12.30pm – 4pm – knowing that my friends would be at Washington (mile 53) and that I was picking up my pacer, Bill, there, these hours were just a blur and I breezed through the next couple of checkpoints and did everything I could to get to Washington as quickly as possible. Though 50 miles in, speed is relative. I felt like a greyhound; I was probably a bit more like one of those ploddy old labradors. At one point there was a huge rain shower but just as my spirits started to dip a bit my friends Tracey and Tom appeared in the middle of nowhere. I didn’t know it was them at first because they were sheltering from the rain under big hobo blankets. It was amazing to see them and they made it easy for me to push on.

Hobo Tracey

Hobo Tracey

Hobo Tom

Hobo Tom

4pm – Washington checkpoint: friends, a cup of tea, new trainers and socks, husband and dog!
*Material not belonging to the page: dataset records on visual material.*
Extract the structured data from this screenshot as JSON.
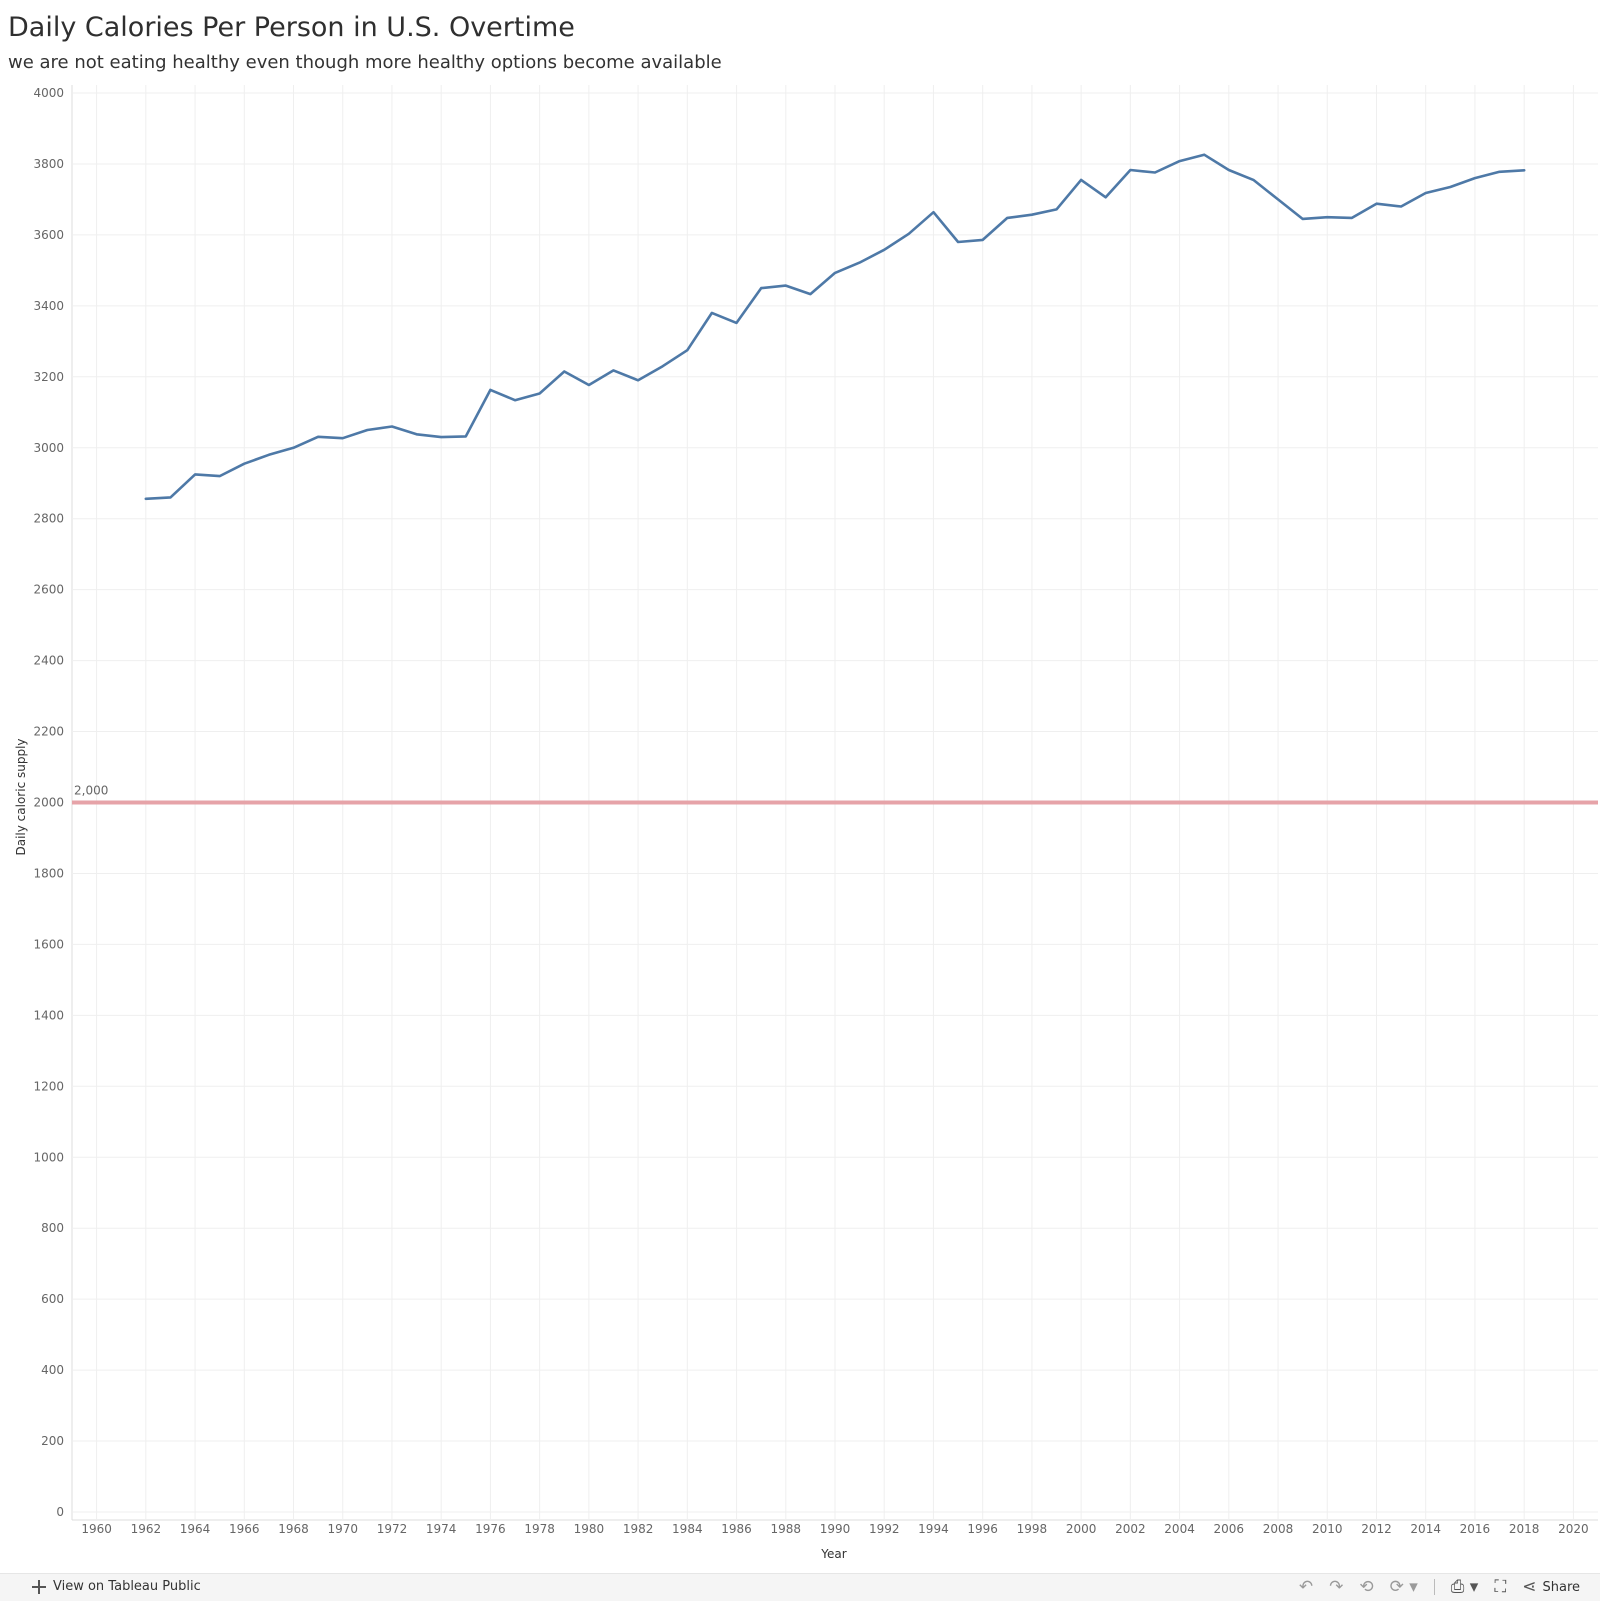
{
  "header": {
    "title": "Daily Calories Per Person in U.S. Overtime",
    "subtitle": "we are not eating healthy even though more healthy options become available"
  },
  "chart_data": {
    "type": "line",
    "title": "Daily Calories Per Person in U.S. Overtime",
    "subtitle": "we are not eating healthy even though more healthy options become available",
    "xlabel": "Year",
    "ylabel": "Daily caloric supply",
    "xlim": [
      1959,
      2021
    ],
    "ylim": [
      0,
      4000
    ],
    "x_ticks": [
      "1960",
      "1962",
      "1964",
      "1966",
      "1968",
      "1970",
      "1972",
      "1974",
      "1976",
      "1978",
      "1980",
      "1982",
      "1984",
      "1986",
      "1988",
      "1990",
      "1992",
      "1994",
      "1996",
      "1998",
      "2000",
      "2002",
      "2004",
      "2006",
      "2008",
      "2010",
      "2012",
      "2014",
      "2016",
      "2018",
      "2020"
    ],
    "y_ticks": [
      "0",
      "200",
      "400",
      "600",
      "800",
      "1000",
      "1200",
      "1400",
      "1600",
      "1800",
      "2000",
      "2200",
      "2400",
      "2600",
      "2800",
      "3000",
      "3200",
      "3400",
      "3600",
      "3800",
      "4000"
    ],
    "grid": true,
    "line_color": "#4e79a7",
    "x": [
      1962,
      1963,
      1964,
      1965,
      1966,
      1967,
      1968,
      1969,
      1970,
      1971,
      1972,
      1973,
      1974,
      1975,
      1976,
      1977,
      1978,
      1979,
      1980,
      1981,
      1982,
      1983,
      1984,
      1985,
      1986,
      1987,
      1988,
      1989,
      1990,
      1991,
      1992,
      1993,
      1994,
      1995,
      1996,
      1997,
      1998,
      1999,
      2000,
      2001,
      2002,
      2003,
      2004,
      2005,
      2006,
      2007,
      2008,
      2009,
      2010,
      2011,
      2012,
      2013,
      2014,
      2015,
      2016,
      2017,
      2018
    ],
    "values": [
      2856,
      2860,
      2925,
      2920,
      2955,
      2980,
      3000,
      3031,
      3027,
      3050,
      3060,
      3038,
      3030,
      3032,
      3163,
      3134,
      3153,
      3215,
      3177,
      3218,
      3190,
      3230,
      3275,
      3380,
      3352,
      3450,
      3457,
      3433,
      3493,
      3522,
      3558,
      3603,
      3664,
      3580,
      3586,
      3648,
      3657,
      3672,
      3755,
      3706,
      3783,
      3776,
      3808,
      3826,
      3783,
      3755,
      3700,
      3645,
      3650,
      3648,
      3688,
      3680,
      3718,
      3735,
      3760,
      3778,
      3782
    ],
    "reference_line": {
      "value": 2000,
      "label": "2,000",
      "color": "#e6a3a8"
    }
  },
  "footer": {
    "view_label": "View on Tableau Public",
    "share_label": "Share",
    "icons": [
      "undo-icon",
      "redo-icon",
      "revert-icon",
      "refresh-icon",
      "download-icon",
      "fullscreen-icon",
      "share-icon"
    ]
  }
}
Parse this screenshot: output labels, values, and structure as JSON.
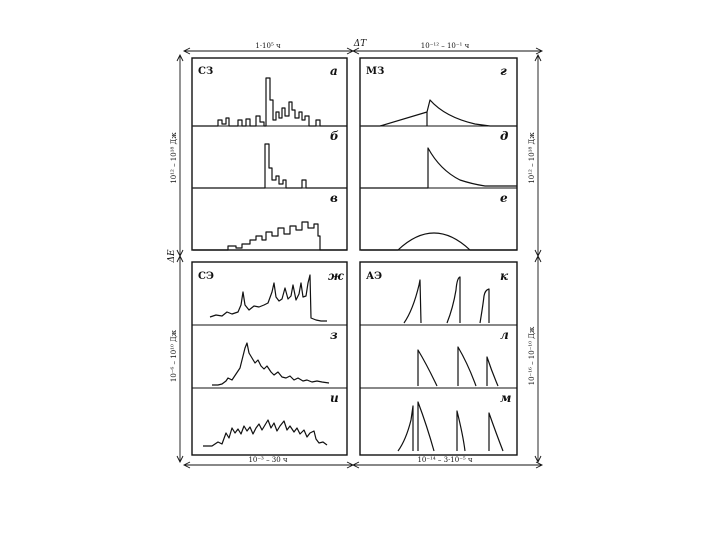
{
  "quadrants": {
    "sz": "СЗ",
    "mz": "МЗ",
    "se": "СЭ",
    "ae": "АЭ"
  },
  "panel_letters": [
    "а",
    "б",
    "в",
    "г",
    "д",
    "е",
    "ж",
    "з",
    "и",
    "к",
    "л",
    "м"
  ],
  "dims": {
    "top_left": "1·10⁵ ч",
    "top_center": "ΔT",
    "top_right": "10⁻¹² – 10⁻¹ ч",
    "left_upper": "10¹² – 10¹⁸ Дж",
    "left_center": "ΔE",
    "left_lower": "10⁻⁶ – 10¹⁰ Дж",
    "right_upper": "10¹² – 10¹⁸ Дж",
    "right_lower": "10⁻¹⁶ – 10⁻¹⁰ Дж",
    "bottom_left": "10⁻³ – 30 ч",
    "bottom_right": "10⁻¹⁴ – 3·10⁻⁵ ч"
  },
  "colors": {
    "ink": "#111111",
    "paper": "#ffffff"
  }
}
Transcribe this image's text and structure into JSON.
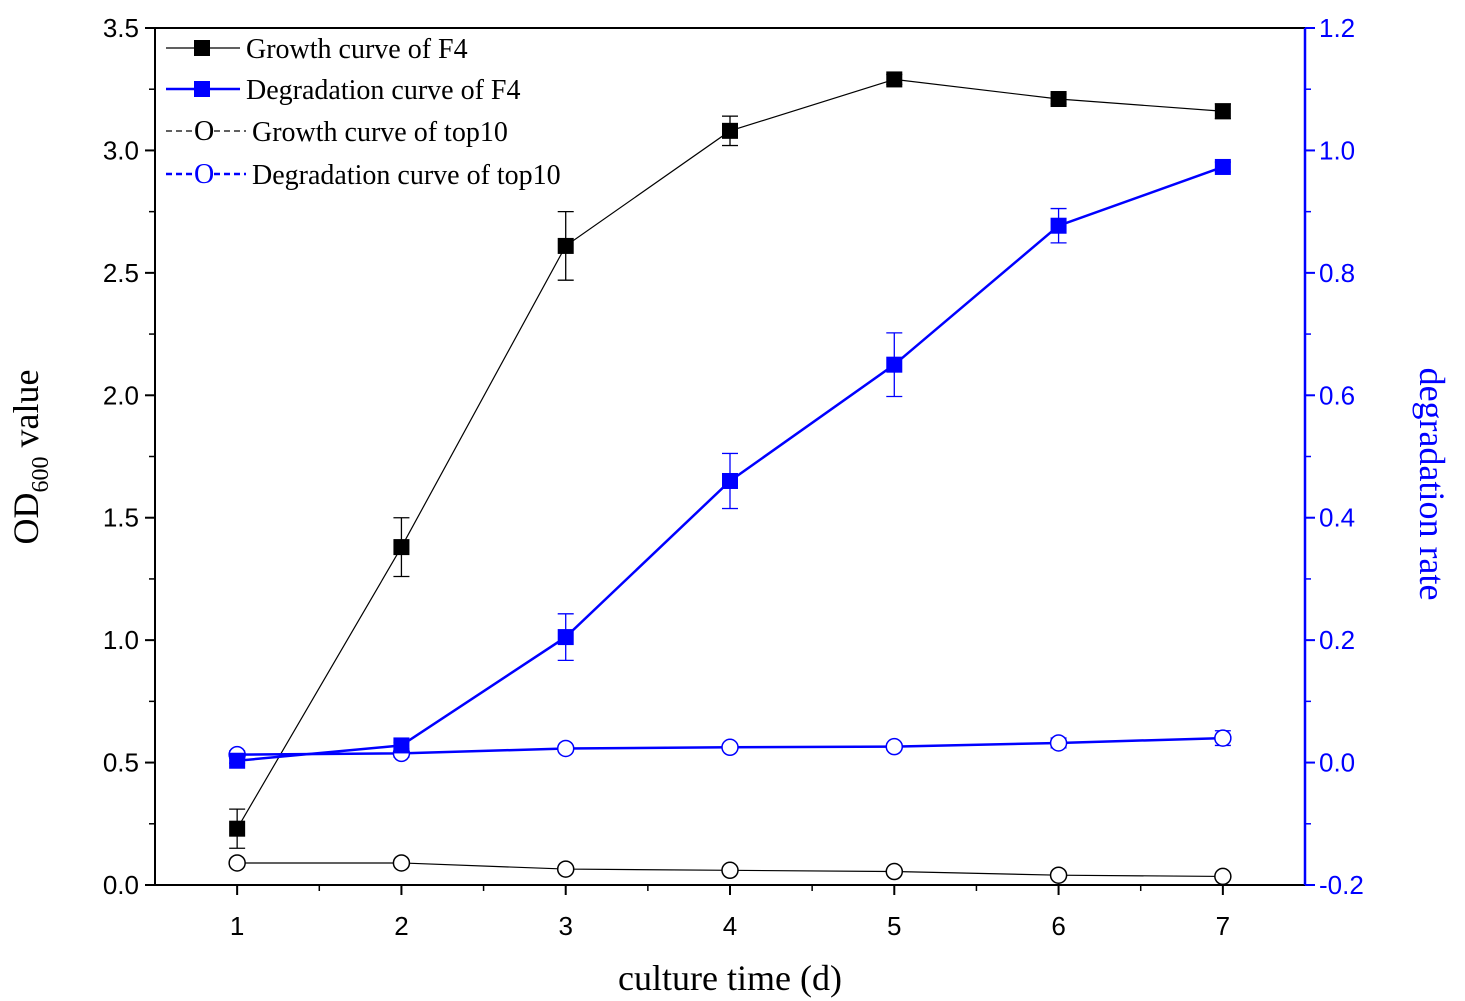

When you’re 10 hours into an ultra any one of these items feels like a lottery win and Christmas combined.

4pm – 11.30pm – my friend Bill paced me, we chatted away, he understood when the degree incline of a hill that had to be walked became smaller and smaller, he encouraged me, he got me to eat and drink, he was a superstar in every way.

'Bill, I think I'm going to have to walk this hill'

‘Bill, I think I’m going to have to walk this hill’

11.30pm to 4.12am – Bill handed over babysitting/pacing duties to my friend Mel the Merciless, badass personal trainer. Again, we chatted a lot, she was really encouraging, she understood when I could no longer run any hills, then when I could no longer run down steep hills because my quads hurt too much, no longer get over stiles very well, no longer make any sense, no longer keep that food down. Oh yes, I was a dream running buddy.

Mel the Merciless

Mel the Merciless

4.12am – Mel delivered me to the finish line, momentarily wrong-footed by my last minute sprint finish (no idea where that came from) and a hug from my coach, Marvellous Mimi Anderson, who was giving out the medals. Husband and dog were there and Bill completed almost as much of an endurance event as me by being at the finish line too.

The End

The End

I might have run for 22 hours but there wasn’t one minute in that time that I didn’t feel supported. If I wasn’t with somebody I was looking forward to seeing people or feeling the afterglow of a hug. This ultra business is definitely a team sport.